Contrairement à d'autres régions fortement touchées par les délocalisations, le Centre est également riche d'un tissu industriel très diversifé (production pharmaceutique, cosmétique, production de caoutchouc, de plastiques, industrie graphique, sous-traitance industrielle et activités logistiques, etc.), qui n'a pas subi d'importantes désindustrialisations. «La force de la région provient du fait qu'elle n'a pas connu de grandes crises industrielles et économiques, hormis l'industrie traditionnelle comme le textile et l'armement qui a subi une récession. En outre, l'accueil des centres de contacts permet d'équilibrer et de combler la déficience de certains secteurs, comme le remplacement de Philips par Phone Marketing à Dreux», développe Thierry Bluet. Depuis les années 2000, grâce à une gestion maîtrisée, la région a su répartir la filière équitablement sur l'ensemble de son territoire. Après avoir investi Tours et Orléans, l'activité s'est étendue dans des bassins d'emploi vierges comme Châteauroux, Bourges, Blois, Vendôme ou encore Loches. «La région n'est pas saturée par les centres de contacts car elle a su harmoniser leur implantation dans les différents départements. Les acteurs économiques ont compris très tôt qu'il fallait faire attention à la capacité des bassins d'emploi», précise Thierry Bluet avant d'ajouter: «Cela permet ainsi à certaines entreprises d'avoir des perspectives d'avenir que la région peut encore satisfaire.»

Méthodologie

La base de données de Centréco recense à la fois les centres de contacts internalisés et externalisés en région Centre. Sources utilisées: répertoires d'entreprises, listes des différentes agences de développement économique et des professionnels de la région.

Réactions

PHILIPPE TRIOREAU, directeur de centre CRM de Team partners, à Blois (Loir-et-Cher)

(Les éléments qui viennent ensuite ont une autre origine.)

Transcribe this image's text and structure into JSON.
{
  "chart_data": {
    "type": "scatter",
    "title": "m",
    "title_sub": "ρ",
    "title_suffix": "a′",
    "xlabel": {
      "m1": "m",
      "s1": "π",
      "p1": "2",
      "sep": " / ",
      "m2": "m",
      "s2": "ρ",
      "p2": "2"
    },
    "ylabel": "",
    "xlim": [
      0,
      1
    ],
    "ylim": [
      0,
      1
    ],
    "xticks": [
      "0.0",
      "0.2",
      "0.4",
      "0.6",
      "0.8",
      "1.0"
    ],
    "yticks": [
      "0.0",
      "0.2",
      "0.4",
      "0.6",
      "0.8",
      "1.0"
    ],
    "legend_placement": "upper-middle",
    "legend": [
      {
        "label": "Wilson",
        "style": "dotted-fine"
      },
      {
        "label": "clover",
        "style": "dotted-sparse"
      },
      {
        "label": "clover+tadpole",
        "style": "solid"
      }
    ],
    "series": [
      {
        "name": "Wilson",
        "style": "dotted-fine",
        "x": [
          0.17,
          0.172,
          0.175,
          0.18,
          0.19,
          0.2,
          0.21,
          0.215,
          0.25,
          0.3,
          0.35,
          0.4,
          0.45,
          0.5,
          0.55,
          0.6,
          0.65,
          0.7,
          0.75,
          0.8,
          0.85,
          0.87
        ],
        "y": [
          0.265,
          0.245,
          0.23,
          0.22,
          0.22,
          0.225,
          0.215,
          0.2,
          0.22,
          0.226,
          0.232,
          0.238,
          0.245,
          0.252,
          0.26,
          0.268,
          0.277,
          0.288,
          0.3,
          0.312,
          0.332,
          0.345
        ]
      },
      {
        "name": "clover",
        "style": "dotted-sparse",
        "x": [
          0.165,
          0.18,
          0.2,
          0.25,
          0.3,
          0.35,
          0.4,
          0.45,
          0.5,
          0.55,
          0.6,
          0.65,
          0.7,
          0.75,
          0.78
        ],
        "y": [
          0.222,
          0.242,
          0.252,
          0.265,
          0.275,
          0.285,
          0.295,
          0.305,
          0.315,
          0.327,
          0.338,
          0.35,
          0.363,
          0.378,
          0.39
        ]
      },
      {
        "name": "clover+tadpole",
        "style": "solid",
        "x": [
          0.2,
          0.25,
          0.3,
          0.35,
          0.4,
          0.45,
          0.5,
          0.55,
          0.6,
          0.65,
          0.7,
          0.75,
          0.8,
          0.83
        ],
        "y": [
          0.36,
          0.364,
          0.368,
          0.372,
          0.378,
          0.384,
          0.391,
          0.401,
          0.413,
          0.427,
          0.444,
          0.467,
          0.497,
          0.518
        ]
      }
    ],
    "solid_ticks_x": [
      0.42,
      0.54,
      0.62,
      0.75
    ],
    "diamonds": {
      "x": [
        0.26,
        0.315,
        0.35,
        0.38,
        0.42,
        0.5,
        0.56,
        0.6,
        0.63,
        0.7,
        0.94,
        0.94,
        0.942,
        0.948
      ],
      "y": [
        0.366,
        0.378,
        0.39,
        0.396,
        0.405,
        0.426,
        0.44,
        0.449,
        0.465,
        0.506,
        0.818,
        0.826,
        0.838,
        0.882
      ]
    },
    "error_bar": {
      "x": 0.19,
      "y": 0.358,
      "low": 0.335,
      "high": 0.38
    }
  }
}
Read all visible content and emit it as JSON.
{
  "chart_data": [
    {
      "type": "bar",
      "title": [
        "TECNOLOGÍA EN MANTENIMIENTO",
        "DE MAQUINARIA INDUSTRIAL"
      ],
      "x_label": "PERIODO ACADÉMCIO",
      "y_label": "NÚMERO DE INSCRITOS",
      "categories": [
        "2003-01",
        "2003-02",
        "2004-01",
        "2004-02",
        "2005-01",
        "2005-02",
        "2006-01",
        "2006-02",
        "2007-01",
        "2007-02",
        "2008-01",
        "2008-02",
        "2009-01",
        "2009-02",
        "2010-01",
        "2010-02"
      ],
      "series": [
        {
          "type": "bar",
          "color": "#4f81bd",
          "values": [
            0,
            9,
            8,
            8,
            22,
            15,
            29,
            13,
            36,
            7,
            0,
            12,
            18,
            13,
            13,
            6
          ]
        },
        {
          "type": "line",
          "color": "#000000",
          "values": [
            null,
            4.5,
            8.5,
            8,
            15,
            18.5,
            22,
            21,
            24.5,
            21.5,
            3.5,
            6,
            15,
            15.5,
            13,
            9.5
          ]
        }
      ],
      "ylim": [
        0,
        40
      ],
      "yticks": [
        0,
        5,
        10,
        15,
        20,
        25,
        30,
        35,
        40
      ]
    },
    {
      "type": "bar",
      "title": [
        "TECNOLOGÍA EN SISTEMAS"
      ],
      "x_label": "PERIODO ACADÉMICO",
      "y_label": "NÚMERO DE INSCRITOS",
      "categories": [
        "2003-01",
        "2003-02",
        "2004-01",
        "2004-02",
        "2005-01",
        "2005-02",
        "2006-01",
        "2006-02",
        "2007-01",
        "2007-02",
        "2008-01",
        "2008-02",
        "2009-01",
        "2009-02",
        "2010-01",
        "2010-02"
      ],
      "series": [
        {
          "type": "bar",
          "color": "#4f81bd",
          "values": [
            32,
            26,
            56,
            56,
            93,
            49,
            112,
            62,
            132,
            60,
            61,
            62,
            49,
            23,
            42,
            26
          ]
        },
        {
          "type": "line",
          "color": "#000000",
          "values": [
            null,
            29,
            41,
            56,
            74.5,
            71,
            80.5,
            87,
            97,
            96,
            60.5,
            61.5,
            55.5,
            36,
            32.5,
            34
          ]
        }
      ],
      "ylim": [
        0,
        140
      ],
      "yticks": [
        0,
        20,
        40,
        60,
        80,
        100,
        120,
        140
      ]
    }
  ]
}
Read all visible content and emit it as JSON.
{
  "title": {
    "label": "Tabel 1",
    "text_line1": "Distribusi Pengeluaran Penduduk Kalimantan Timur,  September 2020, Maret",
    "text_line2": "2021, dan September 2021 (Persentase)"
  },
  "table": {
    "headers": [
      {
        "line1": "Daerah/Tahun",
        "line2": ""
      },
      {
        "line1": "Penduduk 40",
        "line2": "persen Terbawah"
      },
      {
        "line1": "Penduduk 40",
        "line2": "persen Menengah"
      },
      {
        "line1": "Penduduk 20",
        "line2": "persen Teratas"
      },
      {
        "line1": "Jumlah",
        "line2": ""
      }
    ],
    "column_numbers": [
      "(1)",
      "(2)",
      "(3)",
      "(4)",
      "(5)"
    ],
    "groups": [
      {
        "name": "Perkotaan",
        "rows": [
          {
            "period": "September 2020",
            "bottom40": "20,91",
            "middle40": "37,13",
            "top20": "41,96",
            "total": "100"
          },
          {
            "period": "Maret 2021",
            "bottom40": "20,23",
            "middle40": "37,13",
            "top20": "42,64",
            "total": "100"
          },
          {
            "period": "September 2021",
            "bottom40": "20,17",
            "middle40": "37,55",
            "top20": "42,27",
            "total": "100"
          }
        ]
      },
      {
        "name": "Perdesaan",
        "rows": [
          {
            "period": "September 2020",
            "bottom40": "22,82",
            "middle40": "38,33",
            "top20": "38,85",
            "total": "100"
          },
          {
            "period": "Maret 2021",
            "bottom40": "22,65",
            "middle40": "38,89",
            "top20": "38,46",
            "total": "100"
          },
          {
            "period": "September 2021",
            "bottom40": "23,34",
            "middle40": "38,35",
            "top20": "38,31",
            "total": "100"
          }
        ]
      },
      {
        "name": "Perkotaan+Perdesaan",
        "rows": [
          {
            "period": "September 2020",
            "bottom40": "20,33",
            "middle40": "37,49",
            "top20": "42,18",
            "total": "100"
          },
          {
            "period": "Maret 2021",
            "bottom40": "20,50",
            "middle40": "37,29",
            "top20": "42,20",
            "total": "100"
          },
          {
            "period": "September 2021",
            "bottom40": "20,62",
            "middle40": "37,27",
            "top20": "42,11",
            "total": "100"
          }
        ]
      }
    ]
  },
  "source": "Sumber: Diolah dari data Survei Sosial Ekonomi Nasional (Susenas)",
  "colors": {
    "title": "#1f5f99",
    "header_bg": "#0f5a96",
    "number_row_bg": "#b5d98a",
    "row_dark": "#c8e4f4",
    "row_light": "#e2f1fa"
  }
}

Team partners, dont le métier d'origine est l'expertise informatique, est présent sur le site de Blois depuis 1997. Dès 2001, nous avons eu l'opportunité de nous diversifier en gérant la relation client de France Télécom Mobiles Services (devenu Orange Mobile). Le contrat portait sur la dématérialisation du courrier entrant et l'homologation de contrats d'abonnements en back-offce. Partis de zéro sur cette activité, nous sommes passés de 50 à 200 collaborateurs aujourd'hui. Environ 70% des personnes embauchées au lancement de l'activité sont toujours présentes. L'activité affiche une belle croissance et, grâce au partenariat créé avec les acteurs de la région, nous ne rencontrons pas de problèmes majeurs pour recruter. Sur l'ensemble du groupe, la relation client représente désormais 55% du chiffre d'affaires. Dans une démarche de croissance, nous consultons régulièrement la mairie et la communauté de communes de Blois pour étudier des perspectives d'évolution.

GHYLAINE HOYE, directeur commercial et marketing de Kiamate, à Saran (Loiret)

Avec nos clients essentiellement parisiens et compte tenu du prix du mètre carré en Ile-de-France, notre solution était d'implanter notre call-center dans un rayon de 150 km autour de Paris. Avec ses 50 positions, Kiamate s'est donc installé à Saran (Loiret) dans des locaux de La chambre de commerce et d'industrie (CCI). Depuis le lancement, il y a cinq ans, le bilan est plutôt positif avec cependant la difficulté de trouver du personnel. Saran est une petite ville [15 500 habitants, NDLR], située loin des bassins d'emploi du centre d'Orléans et de l'université. Les profils de nos candidats ne sont pas adaptés et nous devons les former. Par ailleurs, notre taux de turnover s'élève à plus de 30% les deux premiers mois suivant l'embauche, car traiter les appels sortants est une activité difficile qui ne séduit pas. En revanche, pour les CDI le turnover est assez faible (moins de 10%). Si on s'appelait Teleperformance, on attirerait plus de monde, mais pour Kiamate, c'est plus compliqué.